Nachdem Röttgen sein Konzept vorgestellt hat, sind die Bundestagsabgeordneten dran. Wer jetzt gut verhandelt, kann die Kürzung erhöhen, verringern oder verschieben, die Schlupflöcher vergrößern oder verkleinern. Lobbyisten und Abgeordnete haben jetzt viel zu tun. Es gibt Protestbriefe, symbolische Firmenschließungen und viele, viele Arbeitsplatzargumente.(...)

Viele Abgeordnete haben eigene Anlagen zu Hause, quer durch die Fraktionen. Andere sitzen in Aufsichtsräten von Solarfirmen. Viele wurden in ihrem Wahlkampf von Unternehmen aus der Branche unterstützt. "Die spenden an alle ohne Unterschiede", sagt ein Empfänger aus der FDP. Einige Abgeordnete haben Solarunternehmen in ihrem Wahlkreis, vor allem in den neuen Bundesländern.
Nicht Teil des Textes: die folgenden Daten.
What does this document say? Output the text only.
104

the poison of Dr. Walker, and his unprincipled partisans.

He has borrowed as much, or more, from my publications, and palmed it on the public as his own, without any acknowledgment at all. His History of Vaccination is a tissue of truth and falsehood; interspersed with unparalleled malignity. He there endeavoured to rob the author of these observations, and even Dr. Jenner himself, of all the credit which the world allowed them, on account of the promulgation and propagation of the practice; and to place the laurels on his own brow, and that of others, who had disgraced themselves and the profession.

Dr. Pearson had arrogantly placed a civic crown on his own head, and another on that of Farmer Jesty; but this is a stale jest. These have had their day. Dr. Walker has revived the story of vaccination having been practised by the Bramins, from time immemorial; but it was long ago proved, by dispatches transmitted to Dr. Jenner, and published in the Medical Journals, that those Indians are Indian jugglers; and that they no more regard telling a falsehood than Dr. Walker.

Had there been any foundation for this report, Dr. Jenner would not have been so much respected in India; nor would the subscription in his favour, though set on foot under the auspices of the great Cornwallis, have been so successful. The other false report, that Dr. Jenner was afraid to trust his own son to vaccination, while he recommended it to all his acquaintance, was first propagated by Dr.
Zudem ist der Draht der Branche zu den Ministerpräsidenten der Länder eng (...). Besonders effektiv ist bei einer schwarz-gelben Koalition die Zusammenarbeit der Sonnenenergievertreter mit der Handwerkerlobby. Die montieren die Anlagen schließlich - und gehören zur schwarz-gelben Kernklientel.

Genau! Die Solarindustrie ist tatsächlich selbst durch Mittelständler geprägt, auch die großen Unternehmen haben immer noch mittelständische Wurzeln. Es liegt nahe, dass sie ihre mittelständischen Geschäftspartner einbeziehen. Die Handwerker, wichtige Stakeholder der Solarbranche, haben sicher nicht dieselben Probleme wie die Solarfirmen, wohl aber ähnliche Interessen. Mit diesen pragmatisch zu koalieren, ist sinnvolle und erfolgreiche Bündnispolitik. Vor allem, wenn die Handwerker politische Zugänge haben, die den Solar-Leuten fehlen.
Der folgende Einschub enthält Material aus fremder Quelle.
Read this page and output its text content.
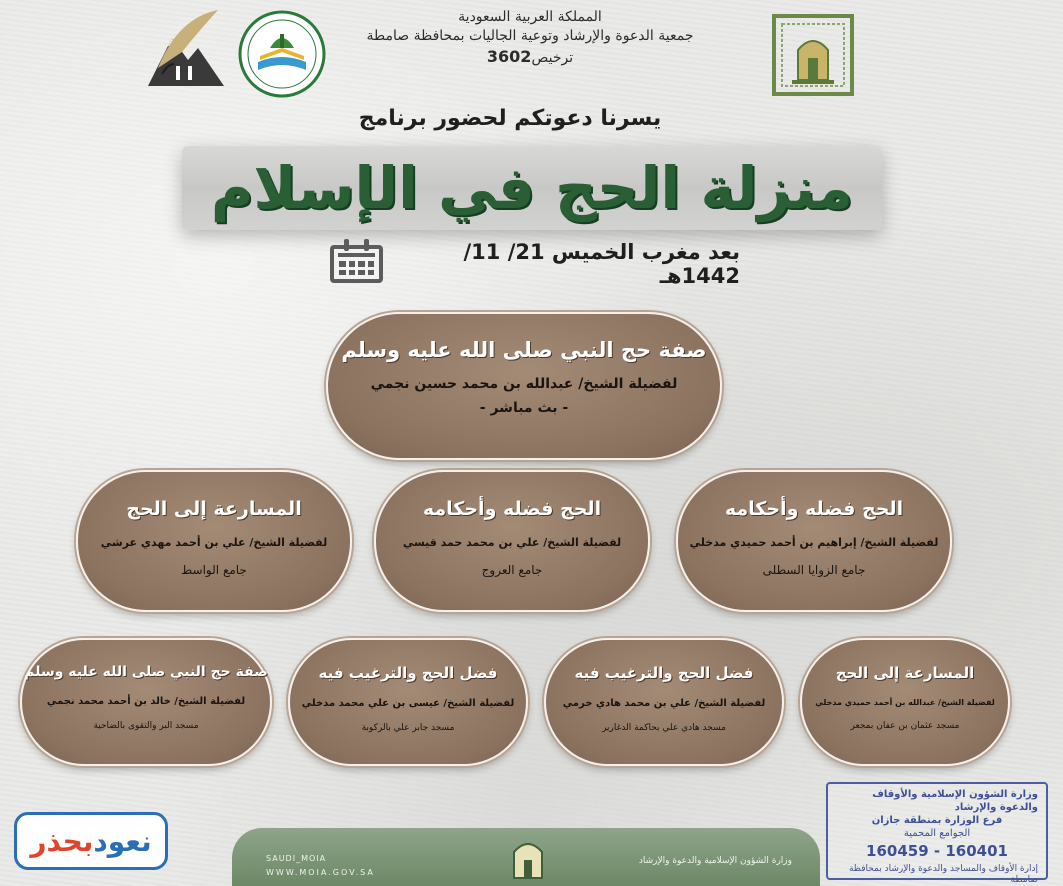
المملكة العربية السعودية
جمعية الدعوة والإرشاد وتوعية الجاليات بمحافظة صامطة
ترخيص3602
يسرنا دعوتكم لحضور برنامج
منزلة الحج في الإسلام
بعد مغرب الخميس 21/ 11/ 1442هـ
صفة حج النبي صلى الله عليه وسلم
لفضيلة الشيخ/ عبدالله بن محمد حسين نجمي
- بث مباشر -
الحج فضله وأحكامه
لفضيلة الشيخ/ إبراهيم بن أحمد حميدي مدخلي
جامع الزوايا السطلى
الحج فضله وأحكامه
لفضيلة الشيخ/ علي بن محمد حمد قيسي
جامع العروج
المسارعة إلى الحج
لفضيلة الشيخ/ علي بن أحمد مهدي عرشي
جامع الواسط
المسارعة إلى الحج
لفضيلة الشيخ/ عبدالله بن أحمد حميدي مدخلي
مسجد عثمان بن عفان بمجعر
فضل الحج والترغيب فيه
لفضيلة الشيخ/ علي بن محمد هادي خرمي
مسجد هادي علي بحاكمة الدغارير
فضل الحج والترغيب فيه
لفضيلة الشيخ/ عيسى بن علي محمد مدخلي
مسجد جابر علي بالركوبة
صفة حج النبي صلى الله عليه وسلم
لفضيلة الشيخ/ خالد بن أحمد محمد نجمي
مسجد البر والتقوى بالضاحية
وزارة الشؤون الإسلامية والأوقاف والدعوة والإرشاد
فرع الوزارة بمنطقة جازان
الجوامع المحمية
160459 - 160401
إدارة الأوقاف والمساجد والدعوة والإرشاد بمحافظة صامطة
SAUDI_MOIA
WWW.MOIA.GOV.SA
وزارة الشؤون الإسلامية والدعوة والإرشاد
نعود
بحذر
Es gehört zu den Stärken der Solarlobby, dass sie auf vielen Ebenen gleichzeitig agieren kann. Sie braucht viele Verbündete, während der Vorstandschef eines großen Energieversorgers direkt bei der Kanzlerin anrufen kann. "Die Solarlobby agiert höchst professionell. Dagegen sind die Energiekonzerne Waisenknaben", sagt Joachim Pfeiffer, wirtschaftspolitischer Sprecher der Unionsfraktion. Der CDU-Politiker ist einer von wenigen Abgeordneten, die sich offen gegen die Solarlobby stellen. "Was mich besonders ärgert, ist, dass sie moralisch so überlegen tut, auch wenn es ihr nur ums Geld geht." Seine Gegner wiederum werfen ihm zu große Nähe zu den Energiekonzernen vor.
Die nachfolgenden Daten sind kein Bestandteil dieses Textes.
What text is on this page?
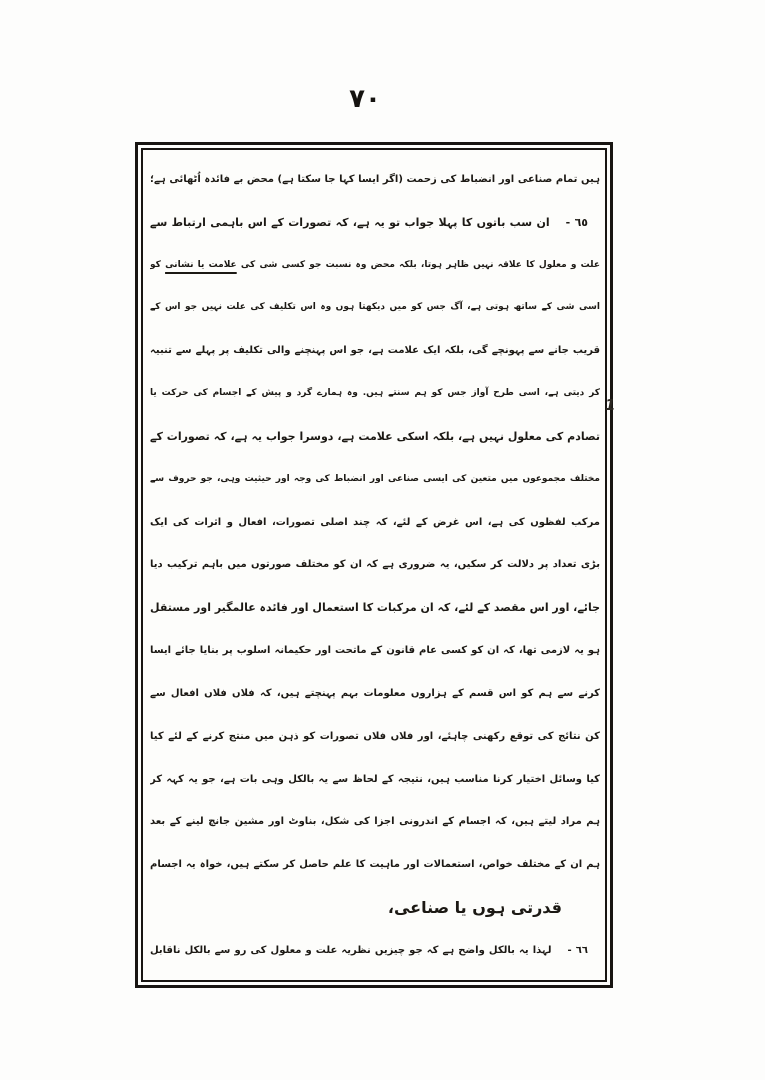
٧٠
1
ہیں تمام صناعی اور انضباط کی زحمت (اگر ایسا کہا جا سکتا ہے) محض بے فائدہ اُٹھائی ہے؛
٦٥ -ان سب باتوں کا پہلا جواب تو یہ ہے، کہ تصورات کے اس باہمی ارتباط سے
علت و معلول کا علاقہ نہیں ظاہر ہوتا، بلکہ محض وہ نسبت جو کسی شی کی علامت یا نشانی کو
اسی شی کے ساتھ ہوتی ہے، آگ جس کو میں دیکھتا ہوں وہ اس تکلیف کی علت نہیں جو اس کے
قریب جانے سے پہونچے گی، بلکہ ایک علامت ہے، جو اس پہنچنے والی تکلیف پر پہلے سے تنبیہ
کر دیتی ہے، اسی طرح آواز جس کو ہم سنتے ہیں. وہ ہمارے گرد و پیش کے اجسام کی حرکت یا
تصادم کی معلول نہیں ہے، بلکہ اسکی علامت ہے، دوسرا جواب یہ ہے، کہ تصورات کے
مختلف مجموعوں میں متعین کی ایسی صناعی اور انضباط کی وجہ اور حیثیت وہی، جو حروف سے
مرکب لفظوں کی ہے، اس غرض کے لئے، کہ چند اصلی تصورات، افعال و اثرات کی ایک
بڑی تعداد پر دلالت کر سکیں، یہ ضروری ہے کہ ان کو مختلف صورتوں میں باہم ترکیب دیا
جائے، اور اس مقصد کے لئے، کہ ان مرکبات کا استعمال اور فائدہ عالمگیر اور مستقل
ہو یہ لازمی تھا، کہ ان کو کسی عام قانون کے ماتحت اور حکیمانہ اسلوب پر بنایا جائے ایسا
کرنے سے ہم کو اس قسم کے ہزاروں معلومات بہم پہنچتے ہیں، کہ فلاں فلاں افعال سے
کن نتائج کی توقع رکھنی چاہئے، اور فلاں فلاں تصورات کو ذہن میں منتج کرنے کے لئے کیا
کیا وسائل اختیار کرنا مناسب ہیں، نتیجہ کے لحاظ سے یہ بالکل وہی بات ہے، جو یہ کہہ کر
ہم مراد لیتے ہیں، کہ اجسام کے اندرونی اجزا کی شکل، بناوٹ اور مشین جانچ لینے کے بعد
ہم ان کے مختلف خواص، استعمالات اور ماہیت کا علم حاصل کر سکتے ہیں، خواہ یہ اجسام
قدرتی ہوں یا صناعی،
٦٦ -لہذا یہ بالکل واضح ہے کہ جو چیزیں نظریہ علت و معلول کی رو سے بالکل ناقابل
Pfeiffer hat seine eigenen Erfahrungen mit der Solarlobby gemacht. Einmal habe ein Branchenvertreter versucht, seinen wissenschaftlichen Mitarbeiter zu ködern, berichtet Pfeiffer, ein "Korruptionsversuch".

Und da gibt es auch noch diese Episode aus dem Wahlkampf 2005: Pfeiffer tritt im Wahlkreis Waiblingen an, sein direkter Konkurrent ist Hermann Scheer , der in der Szene gern "Solarpapst" genannt wird. Pfeiffer muss seinen Wahlkreis direkt gewinnen, sonst fliegt er aus dem Bundestag. Plötzlich steckt eine Sonderausgabe der "Solarzeitung" in den örtlichen Briefkästen, vier Farbseiten, mit großem Hermann-Scheer-Interview, drei Scheer-Fotos, eins davon mit Arnold Schwarzenegger. Herausgeber: Solarworld. Verantwortlich für den Inhalt: Frank Asbeck.

Scheer sagt, er habe lediglich ein Interview gegeben. Ein Solarworld-Sprecher bestätigt den Vorfall: Man habe die "Solarzeitung" bundesweit in Umlauf gebracht. Aber flächendeckend verteilt wurde sie nur in dem Wahlkreis, in dem es schwerpunktmäßig um Energiepolitik ging. Und das war eben Waiblingen. Pfeiffer glaubt, dass das eine gezielte Wahlkampfaktion gegen ihn war. Am Ende hat er trotzdem gewonnen.

Fazit
Wenn man dem FTD-Portrait folgt, hat die Solarindustrie alles ziemlich richtig gemacht:

  • Nutzen der Informationsdefizite der Politik und Herstellen von Unentbehrlichkeit als informationeller Zuträger,
  • Aufbau eines vielschichtigen Beziehungsnetzwerks,
  • Verständnis für das alte Prinzip "all politics is local",
  • Erhalt und Pflege der Reputation als moralisch "saubere" Branche und zugleich mittelständisch geprägte Industrie,
  • Allianzenbildung bis tief hinein in das parteipolitisch anders gefärbte Lager,
  • gezielter Einsatz von finanziellen Anreizen und Medien,
  • Belohnen der Freunde,
  • Eindämmen und Bestrafen der Gegner.
Was man bei der FTD aber auch herauslesen kann, sind steigende Koordinationsprobleme und gegenläufige Interessen zwischen den Marktwettbewerbern, was, wie der Artikel beweist, den Politikern und Journalisten nicht verborgen bleibt. Und die zunehmend genauer hinschauen. Auch darin ist die Solarindustrie - und ihre Verbandswelt - heute eine Branche wie viele andere auch.